The SIL Open Font License (or OFL in short) is one of the major open font licenses, which allows embedding, or "bundling", of the font in commercially sold products.

OFL is a free and open source license.
It was created by SIL Global, the organization behind Ethnologue.

== History ==
The Open Font License was created by SIL Global employees Victor Gaultney and Nicolas Spalinger. Gaultney had previously designed the Gentium font and was unsatisfied with existing font licenses.

The Open Font License was designed for use with many of SIL's Unicode fonts, including Gentium, Charis SIL, and Andika. The license was in a "public review" stage between 2005 and 2007 and version 1.1 was published in February 2007.

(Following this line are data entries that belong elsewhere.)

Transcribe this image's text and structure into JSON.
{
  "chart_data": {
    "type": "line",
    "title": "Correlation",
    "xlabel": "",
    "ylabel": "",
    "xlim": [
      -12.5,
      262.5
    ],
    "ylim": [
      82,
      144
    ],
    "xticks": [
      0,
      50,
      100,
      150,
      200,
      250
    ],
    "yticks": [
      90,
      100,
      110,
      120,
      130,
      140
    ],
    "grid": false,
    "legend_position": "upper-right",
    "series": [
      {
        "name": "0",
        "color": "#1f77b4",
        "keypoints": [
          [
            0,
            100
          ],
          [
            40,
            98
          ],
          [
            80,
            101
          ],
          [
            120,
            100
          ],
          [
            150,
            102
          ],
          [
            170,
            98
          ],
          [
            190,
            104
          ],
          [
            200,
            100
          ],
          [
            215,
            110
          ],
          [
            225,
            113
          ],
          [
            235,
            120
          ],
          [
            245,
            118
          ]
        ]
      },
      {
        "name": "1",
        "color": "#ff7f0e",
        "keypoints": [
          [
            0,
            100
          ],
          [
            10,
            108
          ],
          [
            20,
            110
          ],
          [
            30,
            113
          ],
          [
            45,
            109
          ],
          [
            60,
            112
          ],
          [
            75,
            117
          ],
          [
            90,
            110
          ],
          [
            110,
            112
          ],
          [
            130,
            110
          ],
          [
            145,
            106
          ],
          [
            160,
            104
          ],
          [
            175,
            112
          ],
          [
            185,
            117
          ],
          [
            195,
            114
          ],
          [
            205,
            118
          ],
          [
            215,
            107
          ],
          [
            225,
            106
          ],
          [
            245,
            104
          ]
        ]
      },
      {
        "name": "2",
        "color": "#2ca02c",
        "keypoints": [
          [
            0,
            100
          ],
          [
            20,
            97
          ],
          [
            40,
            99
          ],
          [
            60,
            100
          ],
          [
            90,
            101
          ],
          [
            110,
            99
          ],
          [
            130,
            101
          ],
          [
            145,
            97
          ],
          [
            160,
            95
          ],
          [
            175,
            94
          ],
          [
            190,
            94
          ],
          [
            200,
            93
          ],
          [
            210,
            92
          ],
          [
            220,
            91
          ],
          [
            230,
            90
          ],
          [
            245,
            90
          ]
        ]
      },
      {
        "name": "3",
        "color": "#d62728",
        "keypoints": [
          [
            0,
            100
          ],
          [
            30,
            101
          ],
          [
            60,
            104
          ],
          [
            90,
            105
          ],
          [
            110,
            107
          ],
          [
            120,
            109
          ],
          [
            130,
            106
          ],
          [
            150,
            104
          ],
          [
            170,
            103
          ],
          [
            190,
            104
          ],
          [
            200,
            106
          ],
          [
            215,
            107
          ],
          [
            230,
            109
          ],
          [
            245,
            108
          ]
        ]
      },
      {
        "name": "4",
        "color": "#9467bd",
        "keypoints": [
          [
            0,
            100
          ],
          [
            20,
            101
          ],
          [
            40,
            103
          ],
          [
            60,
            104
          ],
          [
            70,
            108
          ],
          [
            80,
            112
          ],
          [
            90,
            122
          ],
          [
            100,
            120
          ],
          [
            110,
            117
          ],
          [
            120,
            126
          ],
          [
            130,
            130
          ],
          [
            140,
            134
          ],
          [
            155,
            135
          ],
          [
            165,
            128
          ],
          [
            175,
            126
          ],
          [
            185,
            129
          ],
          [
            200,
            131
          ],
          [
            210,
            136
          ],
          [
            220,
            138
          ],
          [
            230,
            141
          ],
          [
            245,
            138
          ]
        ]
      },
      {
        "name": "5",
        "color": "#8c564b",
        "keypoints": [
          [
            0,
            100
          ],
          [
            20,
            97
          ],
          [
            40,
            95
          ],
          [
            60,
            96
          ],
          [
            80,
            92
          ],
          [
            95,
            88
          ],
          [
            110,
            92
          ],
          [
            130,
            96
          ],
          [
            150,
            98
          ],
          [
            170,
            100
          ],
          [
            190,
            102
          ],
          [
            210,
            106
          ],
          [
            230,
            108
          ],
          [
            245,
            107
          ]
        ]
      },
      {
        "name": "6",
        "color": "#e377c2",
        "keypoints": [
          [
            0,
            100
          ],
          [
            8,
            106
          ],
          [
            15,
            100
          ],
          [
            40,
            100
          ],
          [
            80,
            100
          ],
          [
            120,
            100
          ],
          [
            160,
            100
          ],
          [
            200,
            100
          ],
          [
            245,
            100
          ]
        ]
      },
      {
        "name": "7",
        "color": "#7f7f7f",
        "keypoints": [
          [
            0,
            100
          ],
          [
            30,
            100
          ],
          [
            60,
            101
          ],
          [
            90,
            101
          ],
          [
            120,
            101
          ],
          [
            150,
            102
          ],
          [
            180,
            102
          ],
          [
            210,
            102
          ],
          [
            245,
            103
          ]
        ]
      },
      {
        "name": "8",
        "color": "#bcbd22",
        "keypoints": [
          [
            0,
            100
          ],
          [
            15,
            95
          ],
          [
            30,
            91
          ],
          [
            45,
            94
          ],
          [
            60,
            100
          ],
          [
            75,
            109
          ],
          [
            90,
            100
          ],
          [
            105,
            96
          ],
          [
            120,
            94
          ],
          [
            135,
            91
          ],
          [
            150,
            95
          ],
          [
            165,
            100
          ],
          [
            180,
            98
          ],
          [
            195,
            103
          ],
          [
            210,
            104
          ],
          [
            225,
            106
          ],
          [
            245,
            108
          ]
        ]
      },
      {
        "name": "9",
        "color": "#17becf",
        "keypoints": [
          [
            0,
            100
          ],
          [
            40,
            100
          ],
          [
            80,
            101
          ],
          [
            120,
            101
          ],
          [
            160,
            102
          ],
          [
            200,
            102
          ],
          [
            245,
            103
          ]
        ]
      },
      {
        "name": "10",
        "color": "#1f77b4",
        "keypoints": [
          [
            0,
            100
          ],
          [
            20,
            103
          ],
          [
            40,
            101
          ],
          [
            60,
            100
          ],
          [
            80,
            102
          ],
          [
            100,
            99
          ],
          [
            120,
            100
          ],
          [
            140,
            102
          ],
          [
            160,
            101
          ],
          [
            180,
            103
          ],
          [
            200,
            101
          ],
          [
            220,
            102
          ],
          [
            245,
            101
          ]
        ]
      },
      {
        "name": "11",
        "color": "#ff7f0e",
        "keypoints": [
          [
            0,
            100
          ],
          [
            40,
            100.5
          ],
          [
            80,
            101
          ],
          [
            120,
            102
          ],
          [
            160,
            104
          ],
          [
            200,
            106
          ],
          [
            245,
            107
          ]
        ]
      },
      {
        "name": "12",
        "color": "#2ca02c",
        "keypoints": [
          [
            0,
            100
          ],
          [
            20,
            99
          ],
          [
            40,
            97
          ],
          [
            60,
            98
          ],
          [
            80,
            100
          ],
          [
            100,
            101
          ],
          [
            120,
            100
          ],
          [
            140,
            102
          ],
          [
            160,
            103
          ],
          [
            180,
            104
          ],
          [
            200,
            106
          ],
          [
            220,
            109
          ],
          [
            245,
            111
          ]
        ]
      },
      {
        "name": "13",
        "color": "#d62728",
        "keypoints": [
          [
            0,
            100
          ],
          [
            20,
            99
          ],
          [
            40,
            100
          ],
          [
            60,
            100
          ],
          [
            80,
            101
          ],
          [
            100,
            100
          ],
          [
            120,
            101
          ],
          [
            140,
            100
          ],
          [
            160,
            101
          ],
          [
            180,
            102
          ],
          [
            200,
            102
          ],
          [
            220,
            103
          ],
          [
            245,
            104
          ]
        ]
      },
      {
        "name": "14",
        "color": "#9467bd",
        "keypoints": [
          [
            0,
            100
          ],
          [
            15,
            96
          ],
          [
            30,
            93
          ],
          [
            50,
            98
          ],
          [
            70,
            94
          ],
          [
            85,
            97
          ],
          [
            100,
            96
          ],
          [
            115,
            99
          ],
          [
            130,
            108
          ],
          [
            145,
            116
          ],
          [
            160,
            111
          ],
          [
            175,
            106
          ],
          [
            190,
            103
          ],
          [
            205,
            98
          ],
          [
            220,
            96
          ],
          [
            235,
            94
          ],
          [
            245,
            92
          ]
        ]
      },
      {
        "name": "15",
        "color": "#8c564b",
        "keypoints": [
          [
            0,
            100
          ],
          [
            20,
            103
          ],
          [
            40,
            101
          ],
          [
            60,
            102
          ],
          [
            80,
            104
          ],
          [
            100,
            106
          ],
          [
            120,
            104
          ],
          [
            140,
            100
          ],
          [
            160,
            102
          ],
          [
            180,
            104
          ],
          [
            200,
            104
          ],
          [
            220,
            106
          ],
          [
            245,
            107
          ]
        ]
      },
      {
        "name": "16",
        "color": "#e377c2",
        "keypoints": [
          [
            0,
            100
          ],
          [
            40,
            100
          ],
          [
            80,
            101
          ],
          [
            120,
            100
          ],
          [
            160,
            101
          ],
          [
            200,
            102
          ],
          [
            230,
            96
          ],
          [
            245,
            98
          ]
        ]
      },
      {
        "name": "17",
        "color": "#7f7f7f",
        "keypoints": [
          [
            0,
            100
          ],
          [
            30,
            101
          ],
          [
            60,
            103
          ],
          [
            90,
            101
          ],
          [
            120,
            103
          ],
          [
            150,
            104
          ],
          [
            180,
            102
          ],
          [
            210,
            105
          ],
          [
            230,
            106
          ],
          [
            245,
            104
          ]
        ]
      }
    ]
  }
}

Prior to the release of the OFL, the Bitstream Vera fonts had been released in 2003 under most of the same terms and conditions.

Open-source fonts are a popular choice among designers, and most open-source fonts utilize the Open Font License. For example, it was used to license a font made by the US government.

== Terms ==

The Open Font License is a free software license, and as such permits the fonts to be used, modified, and distributed freely (so long as the resulting fonts remain under the Open Font License). However, the copyright holder may declare the font's name as being a "Reserved Font Name", which modified versions then cannot bear. (This includes subsetting for web fonts.) The license permits covered fonts to be freely embedded in documents under any terms. The only stipulation is that fonts cannot be sold on their own, though they may be included in software bundles for sale.

The license is considered free by the Free Software Foundation (FSF) and the Debian project. Although the license requires fonts to be bundled with software when sold, FSF states that this requirement is harmless because it can be satisfied with a simple hello world program.